Nos termos do art. 458º, nº 2 do CC, “Se alguém, por simples declaração unilateral, prometer uma prestação ou reconhecer uma dívida, sem indicação da respectiva causa, fica o credor dispensado de provar a relação fundamental, cuja existência se presume até prova em contrário”, dispondo o seu nº 2 que “A promessa ou reconhecimento deve, porém, constar de documento escrito, se outras formalidades não forem exigidas para a prova da relação fundamental”.
Este preceito faz presumir a existência de uma relação causal subjacente na medida em que nela se contém o reconhecimento unilateral de uma dívida. Esse reconhecimento não constitui obrigações, tendo apenas o efeito de inverter o ónus da prova da existência do crédito, mas não afastando o ónus de alegação dos factos essenciais alegados pelo credor.
Ora, este preceito não tem qualquer aplicação ao caso dos autos.
Com efeito, não resulta dos autos qual tenha sido a conduta dos RR. aquando do recebimento das facturas em causa nos autos, mas apenas as mesmas não foram pagas, o que inculca a ideia da sua não aceitação, bem como da não aceitação da obra.
Acresce que estamos no âmbito de um contrato de empreitada, o qual tem natureza sinalagmática, na medida em que gera para o empreiteiro a obrigação de realizar a obra convencionada, e para o dono da obra a obrigação de pagar o preço acordado.
Isto é, o pagamento do preço está relacionado com a obrigação da realização da obra, pelo que, inexistindo convenção em contrário quanto ao modo de pagamento, o preço apenas é devido após a realização e entrega da obra, cfr. art. 1211º do CC.
No caso dos autos, não foi apurada qualquer convenção em sentido contrário, sendo importante salientar que incumbia à apelante a prova de tal acordo, bem como da conclusão e entrega da obra.

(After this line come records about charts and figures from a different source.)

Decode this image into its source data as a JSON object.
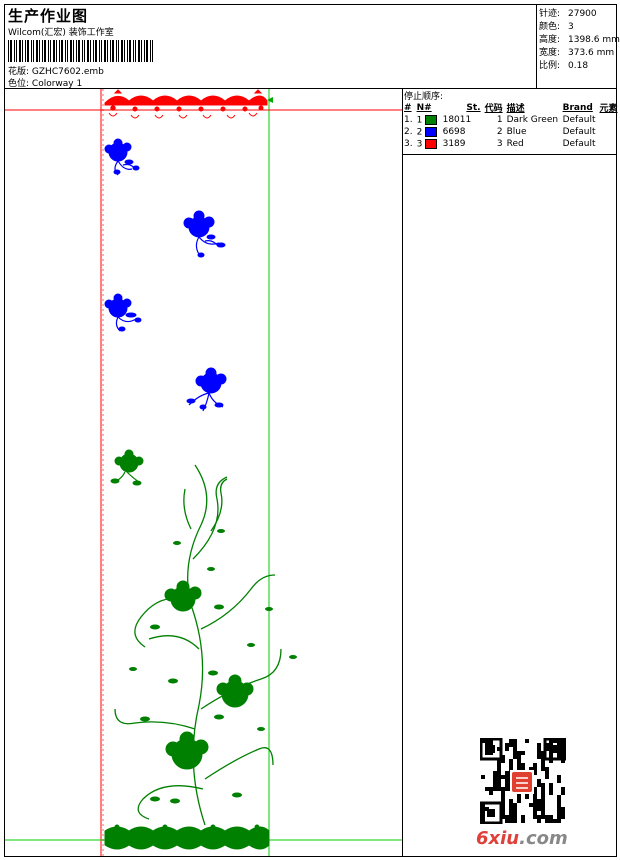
{
  "header": {
    "title": "生产作业图",
    "company": "Wilcom(汇宏) 装饰工作室",
    "design_label": "花版:",
    "design_value": "GZHC7602.emb",
    "colorway_label": "色位:",
    "colorway_value": "Colorway 1"
  },
  "specs": [
    {
      "label": "针迹:",
      "value": "27900"
    },
    {
      "label": "颜色:",
      "value": "3"
    },
    {
      "label": "高度:",
      "value": "1398.6 mm"
    },
    {
      "label": "宽度:",
      "value": "373.6 mm"
    },
    {
      "label": "比例:",
      "value": "0.18"
    }
  ],
  "stop_sequence": {
    "title": "停止顺序:",
    "columns": [
      "#",
      "N#",
      "St.",
      "代码",
      "描述",
      "Brand",
      "元素"
    ],
    "rows": [
      {
        "idx": "1.",
        "n": "1",
        "color": "#008000",
        "stitches": "18011",
        "code": "1",
        "desc": "Dark Green",
        "brand": "Default"
      },
      {
        "idx": "2.",
        "n": "2",
        "color": "#0000ff",
        "stitches": "6698",
        "code": "2",
        "desc": "Blue",
        "brand": "Default"
      },
      {
        "idx": "3.",
        "n": "3",
        "color": "#ff0000",
        "stitches": "3189",
        "code": "3",
        "desc": "Red",
        "brand": "Default"
      }
    ]
  },
  "canvas_colors": {
    "green": "#008000",
    "blue": "#0000ff",
    "red": "#ff0000",
    "guide_red": "#ff0000",
    "guide_green": "#00cc00"
  },
  "watermark": {
    "brand": "6xiu",
    "suffix": ".com"
  }
}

Da inexistência desse acordo resulta que a exigibilidade do pagamento do preço esteja dependente da prévia aceitação da obra por parte do seu dono, expressa ou presumida, cfr. arts. 1211º, nº 2 e 1218º do CC.
Assim sendo, não resultando dos autos qualquer elemento de onde se possa extrair o reconhecimento da dívida por parte dos RR. ou a aceitação da obra, falece esta argumentação da apelante.
No mais, e uma vez que o enquadramento jurídico efectuado na sentença recorrida se mostra correcto, improcedem todas as conclusões da apelante em sentido contrário.
Pelo exposto, improcedendo todas as conclusões do recurso, impõe-se a manutenção da decisão recorrida.
As custas devidas pela presente apelação, na modalidade de custas de parte, ficam a cargo da apelante, cfr. art. 527º do CPC.